Re: Multi-page folio issues in 5.19-rc4 (was [PATCH v3 25/25] xfs: Support large folios)
From: Dave Chinner
Date: Thu Aug 18 2022 - 17:58:44 EST
On Wed, Aug 17, 2022 at 04:53:31PM -0700, Darrick J. Wong wrote:
> On Wed, Aug 17, 2022 at 07:36:27PM +1000, Dave Chinner wrote:
> > On Wed, Jun 29, 2022 at 08:57:30AM -0400, Brian Foster wrote:
> > > Just based on Willy's earlier comment.. what I would probably be a
> > > little careful/curious about here is whether the accounting fix leads to
> > > an indirect behavior change that does impact reproducibility of the
> > > corruption problem.

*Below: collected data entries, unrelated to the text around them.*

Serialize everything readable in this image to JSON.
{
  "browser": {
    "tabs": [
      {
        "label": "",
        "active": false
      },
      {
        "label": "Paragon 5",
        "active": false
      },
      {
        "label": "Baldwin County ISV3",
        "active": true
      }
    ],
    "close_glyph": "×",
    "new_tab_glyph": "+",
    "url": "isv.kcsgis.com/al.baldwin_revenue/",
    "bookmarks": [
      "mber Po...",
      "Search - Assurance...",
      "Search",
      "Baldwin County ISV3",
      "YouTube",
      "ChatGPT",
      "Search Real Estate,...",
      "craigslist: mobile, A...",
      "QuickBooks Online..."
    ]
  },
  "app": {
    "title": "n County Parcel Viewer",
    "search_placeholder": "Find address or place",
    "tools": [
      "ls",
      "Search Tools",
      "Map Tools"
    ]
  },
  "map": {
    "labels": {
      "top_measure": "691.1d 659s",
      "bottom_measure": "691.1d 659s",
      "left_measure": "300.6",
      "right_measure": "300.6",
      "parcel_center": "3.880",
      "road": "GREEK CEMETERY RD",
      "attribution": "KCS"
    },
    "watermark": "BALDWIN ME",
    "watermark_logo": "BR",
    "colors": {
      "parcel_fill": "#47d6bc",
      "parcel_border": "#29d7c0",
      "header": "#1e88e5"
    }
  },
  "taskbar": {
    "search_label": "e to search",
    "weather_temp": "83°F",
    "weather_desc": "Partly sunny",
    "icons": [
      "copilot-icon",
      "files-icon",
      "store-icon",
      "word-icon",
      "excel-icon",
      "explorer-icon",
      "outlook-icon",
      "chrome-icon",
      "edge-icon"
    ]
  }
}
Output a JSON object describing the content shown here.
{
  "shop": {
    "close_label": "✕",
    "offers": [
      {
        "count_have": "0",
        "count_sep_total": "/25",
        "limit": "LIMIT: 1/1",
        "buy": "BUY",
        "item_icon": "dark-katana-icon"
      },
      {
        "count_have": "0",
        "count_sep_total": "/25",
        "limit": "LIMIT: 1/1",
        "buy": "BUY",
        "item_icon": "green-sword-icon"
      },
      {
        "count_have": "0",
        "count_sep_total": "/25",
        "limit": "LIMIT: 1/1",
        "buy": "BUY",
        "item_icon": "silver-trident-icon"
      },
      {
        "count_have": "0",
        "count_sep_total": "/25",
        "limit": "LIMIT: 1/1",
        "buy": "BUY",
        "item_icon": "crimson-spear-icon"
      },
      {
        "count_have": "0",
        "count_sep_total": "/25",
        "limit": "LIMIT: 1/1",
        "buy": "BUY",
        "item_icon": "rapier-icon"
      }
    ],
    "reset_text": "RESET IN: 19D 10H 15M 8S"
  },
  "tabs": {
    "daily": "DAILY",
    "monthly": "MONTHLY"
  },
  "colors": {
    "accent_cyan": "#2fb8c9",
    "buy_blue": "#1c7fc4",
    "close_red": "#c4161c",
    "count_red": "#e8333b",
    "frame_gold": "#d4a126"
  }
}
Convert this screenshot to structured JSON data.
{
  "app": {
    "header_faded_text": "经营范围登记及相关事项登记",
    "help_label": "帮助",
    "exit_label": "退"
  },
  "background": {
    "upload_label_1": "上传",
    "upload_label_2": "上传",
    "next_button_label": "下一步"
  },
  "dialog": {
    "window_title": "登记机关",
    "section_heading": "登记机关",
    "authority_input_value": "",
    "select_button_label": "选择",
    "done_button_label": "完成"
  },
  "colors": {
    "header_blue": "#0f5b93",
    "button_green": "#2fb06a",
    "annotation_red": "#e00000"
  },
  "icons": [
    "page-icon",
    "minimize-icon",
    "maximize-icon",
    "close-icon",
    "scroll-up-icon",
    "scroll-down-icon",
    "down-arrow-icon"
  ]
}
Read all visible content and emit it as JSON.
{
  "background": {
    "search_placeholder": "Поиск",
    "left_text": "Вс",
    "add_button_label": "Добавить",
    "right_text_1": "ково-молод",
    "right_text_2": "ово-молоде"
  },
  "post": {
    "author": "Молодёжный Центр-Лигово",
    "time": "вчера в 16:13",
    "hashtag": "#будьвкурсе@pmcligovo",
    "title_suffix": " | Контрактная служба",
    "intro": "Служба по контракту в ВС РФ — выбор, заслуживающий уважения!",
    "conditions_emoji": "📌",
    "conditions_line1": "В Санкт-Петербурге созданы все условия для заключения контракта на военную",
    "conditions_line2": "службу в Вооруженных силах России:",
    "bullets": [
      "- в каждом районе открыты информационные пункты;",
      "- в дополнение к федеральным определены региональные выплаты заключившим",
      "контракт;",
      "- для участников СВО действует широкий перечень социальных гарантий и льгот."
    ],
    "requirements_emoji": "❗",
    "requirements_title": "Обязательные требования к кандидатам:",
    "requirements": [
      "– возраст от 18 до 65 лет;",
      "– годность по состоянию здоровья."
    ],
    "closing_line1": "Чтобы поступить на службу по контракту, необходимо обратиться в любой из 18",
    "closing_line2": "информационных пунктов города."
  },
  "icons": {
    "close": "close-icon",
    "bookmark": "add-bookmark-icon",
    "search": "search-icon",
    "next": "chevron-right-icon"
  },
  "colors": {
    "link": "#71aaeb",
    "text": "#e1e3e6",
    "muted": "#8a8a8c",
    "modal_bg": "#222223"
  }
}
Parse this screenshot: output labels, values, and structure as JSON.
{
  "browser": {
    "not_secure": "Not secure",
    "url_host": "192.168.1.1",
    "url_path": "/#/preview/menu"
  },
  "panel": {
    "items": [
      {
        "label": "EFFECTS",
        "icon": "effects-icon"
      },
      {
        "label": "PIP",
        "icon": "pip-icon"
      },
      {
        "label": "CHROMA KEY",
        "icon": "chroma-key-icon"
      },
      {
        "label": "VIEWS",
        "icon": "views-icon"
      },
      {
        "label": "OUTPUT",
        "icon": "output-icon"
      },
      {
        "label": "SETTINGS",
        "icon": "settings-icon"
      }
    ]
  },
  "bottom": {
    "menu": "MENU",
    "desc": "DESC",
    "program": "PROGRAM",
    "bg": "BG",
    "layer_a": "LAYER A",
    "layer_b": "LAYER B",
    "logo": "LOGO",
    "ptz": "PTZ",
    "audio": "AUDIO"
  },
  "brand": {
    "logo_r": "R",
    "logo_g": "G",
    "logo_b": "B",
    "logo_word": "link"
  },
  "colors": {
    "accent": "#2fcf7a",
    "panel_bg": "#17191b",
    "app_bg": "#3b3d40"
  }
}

For example, does artificially escalated dirty page
> > > tracking lead to increased reclaim/writeback activity than might
> > > otherwise occur, and thus contend with the fs workload?
> >
> > Yeah, I think you're right, Brian. There is an underlying problem
> > here, and the writeback/memory pressure bugs exposed it for everyone
> > to see. IOWs, we do indeed have a pre-existing problem with partial
> > writes, iomap, unwritten extents, writeback and memory reclaim.
> >
> > (Please s/page/folio/ rather than complain I'm calling things pages
> > and not folios, I'm juggling between RHEL-8 code and upstream
> > here and it's just easier to refer to everything as pages as I write
> > it.)
> >
> > (I'm assuming people are familiar with the iomap buffered IO code
> > at this point.)
> >
> > Let's do a partial write into a page. Let's say the second half of
> > the page. __iomap_begin_write() drops into iomap_adjust_read_range()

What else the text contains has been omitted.